Sunset the iOS paid-only model in favor of a freemium tier because the current price point limits new user acquisition → increase install velocity.
The 2.5-star rating makes the $2.99 entry price a high barrier for new users.
Trade-off: Pause the annual subscription test — freemium conversion is a higher priority for scale.
A counter-intuitive read
The app's manual-entry model is not a weakness but a moat for privacy-conscious users who are increasingly wary of the data-harvesting practices of automated banking aggregators.
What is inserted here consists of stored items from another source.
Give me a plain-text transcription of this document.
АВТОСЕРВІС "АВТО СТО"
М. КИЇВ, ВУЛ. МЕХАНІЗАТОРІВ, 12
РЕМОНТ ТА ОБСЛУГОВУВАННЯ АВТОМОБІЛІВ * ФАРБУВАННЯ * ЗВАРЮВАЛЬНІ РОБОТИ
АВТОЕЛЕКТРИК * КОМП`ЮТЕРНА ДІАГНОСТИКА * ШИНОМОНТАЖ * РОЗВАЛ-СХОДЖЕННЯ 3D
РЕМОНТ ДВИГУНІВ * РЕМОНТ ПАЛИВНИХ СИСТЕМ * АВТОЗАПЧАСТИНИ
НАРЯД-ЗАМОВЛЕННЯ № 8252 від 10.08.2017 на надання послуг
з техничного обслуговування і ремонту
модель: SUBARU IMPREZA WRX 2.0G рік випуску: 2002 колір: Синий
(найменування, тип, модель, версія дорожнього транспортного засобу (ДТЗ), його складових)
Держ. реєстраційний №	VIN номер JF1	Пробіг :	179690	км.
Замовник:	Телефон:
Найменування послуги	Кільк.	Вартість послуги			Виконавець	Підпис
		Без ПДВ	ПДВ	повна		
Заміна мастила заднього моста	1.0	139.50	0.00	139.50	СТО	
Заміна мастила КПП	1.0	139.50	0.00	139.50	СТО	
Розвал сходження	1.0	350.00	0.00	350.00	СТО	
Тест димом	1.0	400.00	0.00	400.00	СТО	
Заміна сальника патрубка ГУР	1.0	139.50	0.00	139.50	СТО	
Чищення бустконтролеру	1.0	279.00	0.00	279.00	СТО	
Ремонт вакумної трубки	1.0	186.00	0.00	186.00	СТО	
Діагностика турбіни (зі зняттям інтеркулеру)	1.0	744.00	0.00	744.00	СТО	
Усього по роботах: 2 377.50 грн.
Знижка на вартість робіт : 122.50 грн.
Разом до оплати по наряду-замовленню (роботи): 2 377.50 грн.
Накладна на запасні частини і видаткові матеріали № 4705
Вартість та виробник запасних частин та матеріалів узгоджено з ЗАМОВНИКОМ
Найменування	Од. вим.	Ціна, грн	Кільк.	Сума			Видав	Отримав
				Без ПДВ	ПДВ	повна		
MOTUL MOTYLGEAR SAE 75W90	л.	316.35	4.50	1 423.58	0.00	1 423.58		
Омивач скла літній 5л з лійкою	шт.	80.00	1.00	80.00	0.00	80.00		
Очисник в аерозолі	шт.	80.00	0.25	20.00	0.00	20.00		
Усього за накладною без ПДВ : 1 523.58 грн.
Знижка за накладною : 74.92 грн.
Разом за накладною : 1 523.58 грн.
Feature Gaps vs Competitors
- Automated bank account linking (available in Albert but missing here)
- AI-driven spending insights (available in MoneyLion but missing here)
Key Takeaways
- The manual-entry model is a high-churn risk in a market shifting toward automated bank-linked tracking.
- Paid-only pricing creates a high barrier to entry that prevents the user base from scaling.
- Sync reliability is the primary driver of negative sentiment; fixing this is the only path to rating recovery.
Money Log provides essential privacy for manual budgeters, but its sync reliability issues and outdated interface drive high churn, so the PM must prioritize sync stability to defend the existing user base.
Where Is It Heading?
Declining
The personal finance market is consolidating around automated, AI-driven banking tools that offer lower friction than manual trackers. Money Log remains exposed to this shift, and without a major pivot to sync stability or a freemium model, the app will continue to lose ground to automated rivals.
Sync failures in the latest release erode user trust, which compounds the rating drag already visible on iOS.
Automated banking aggregators pull market share away from manual trackers, accelerating churn pressure on the user base into Q1.